The concept behind a home kit is simple and is similar to how doctors quickly detect strep throat and flu: A paper strip could swab a saliva as a nasal sample and return a positive or negative result within 15 minutes. Otherwise, their children could swap and find out if they were contagious before deciding if they should be sent to school. Students, colleagues, and anyone who would go to a restaurant or an event would also benefit from such tests.
“These have so much promise because they can help completely crush the infections,” said Dr. Michael Mina, an assistant professor of epidemiology at the Harvard TH Chan School of Public Health. “If we can all get the number of our cases very low, everyone is safer.”
But without these new options, Mina and other scientists said, the country will continue to be hoarded by the current system that requires tests sent to a lab for processing. Critics say the system was never designed to handle the massive load of coronavirus tests, which has led to delays of more than a week in getting results.
Mina joined various public health experts by promoting screening at home, known as antigen testing, on social media, and chiding regulators for their new rules.
On Friday, a frustrated Mina revealed that he had talked to companies about the possibility of no longer waiting for FDA approval and “just producing hundreds of thousands or millions” of these tests, with the caveat that they are only used for large-scale studies.
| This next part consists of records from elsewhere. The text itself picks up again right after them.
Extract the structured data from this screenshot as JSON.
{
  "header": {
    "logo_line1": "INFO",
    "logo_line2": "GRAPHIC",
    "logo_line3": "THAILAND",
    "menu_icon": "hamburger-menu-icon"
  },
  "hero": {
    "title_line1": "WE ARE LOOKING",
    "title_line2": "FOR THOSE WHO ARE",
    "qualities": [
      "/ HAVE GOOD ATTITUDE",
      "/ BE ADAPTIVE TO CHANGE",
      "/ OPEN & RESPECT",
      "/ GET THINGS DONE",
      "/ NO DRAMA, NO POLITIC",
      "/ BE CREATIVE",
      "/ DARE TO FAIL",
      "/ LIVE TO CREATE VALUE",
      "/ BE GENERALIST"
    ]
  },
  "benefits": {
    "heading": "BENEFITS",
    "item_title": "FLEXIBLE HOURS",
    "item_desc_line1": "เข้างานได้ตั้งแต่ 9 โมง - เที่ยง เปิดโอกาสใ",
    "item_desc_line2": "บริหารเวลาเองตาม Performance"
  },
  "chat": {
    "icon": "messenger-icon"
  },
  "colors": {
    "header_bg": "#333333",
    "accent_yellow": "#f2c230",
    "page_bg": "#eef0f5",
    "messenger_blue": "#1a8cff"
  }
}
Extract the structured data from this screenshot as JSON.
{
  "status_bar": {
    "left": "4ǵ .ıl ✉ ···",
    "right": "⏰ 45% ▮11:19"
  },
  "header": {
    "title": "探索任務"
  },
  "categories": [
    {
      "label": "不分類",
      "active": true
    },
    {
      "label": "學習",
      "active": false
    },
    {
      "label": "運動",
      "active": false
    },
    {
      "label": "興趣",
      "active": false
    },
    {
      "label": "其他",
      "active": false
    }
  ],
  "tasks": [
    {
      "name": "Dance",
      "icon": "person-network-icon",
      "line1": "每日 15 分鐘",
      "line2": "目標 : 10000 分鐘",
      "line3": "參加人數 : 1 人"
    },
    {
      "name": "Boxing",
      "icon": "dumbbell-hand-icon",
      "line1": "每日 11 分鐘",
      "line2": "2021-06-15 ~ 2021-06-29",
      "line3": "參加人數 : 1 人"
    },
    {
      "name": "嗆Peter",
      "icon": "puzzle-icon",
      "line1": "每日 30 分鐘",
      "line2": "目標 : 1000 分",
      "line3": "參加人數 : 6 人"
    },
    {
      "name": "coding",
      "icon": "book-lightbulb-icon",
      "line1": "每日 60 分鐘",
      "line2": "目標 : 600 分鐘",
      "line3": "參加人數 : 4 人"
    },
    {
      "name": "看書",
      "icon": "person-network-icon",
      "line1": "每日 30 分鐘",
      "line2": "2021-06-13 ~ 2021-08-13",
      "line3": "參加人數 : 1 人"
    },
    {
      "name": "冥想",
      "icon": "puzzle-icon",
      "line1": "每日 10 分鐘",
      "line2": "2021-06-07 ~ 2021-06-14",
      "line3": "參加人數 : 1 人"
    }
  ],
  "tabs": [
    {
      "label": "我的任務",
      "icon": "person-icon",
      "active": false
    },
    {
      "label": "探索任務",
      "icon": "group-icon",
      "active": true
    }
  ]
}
“I’m talking to governors and senators and members of Congress, and they’re writing letters to the FDA, so this is moving,” Mina said. “There’s a lot of pressure right now from all walks of life, trying to get these things right and the FDA crawling on it.”
But the FDA has so far been clear of the debate.
The system in widespread use now, known as molecular testing, requires a multistep laboratory process to extract genetic material from a nasal or saliva sample, amplify it and look for signs of the coronavirus. In contrast, rapid antigen tests simply detect specific proteins on the surface of the virus, a process that does not require time-consuming laboratory equipment. But they can miss infections and produce more false negative findings, especially among people who do not have heavy loads of the virus.
Furthermore, scientists find that people with COVID-19 are generally most infected the first week or so after being exposed to coronavirus and often before they have symptoms. But patients often see waiting times to test, and although molecular tests can still detect traces of virus and return a positive finding, the result may well pass the time many people are infected.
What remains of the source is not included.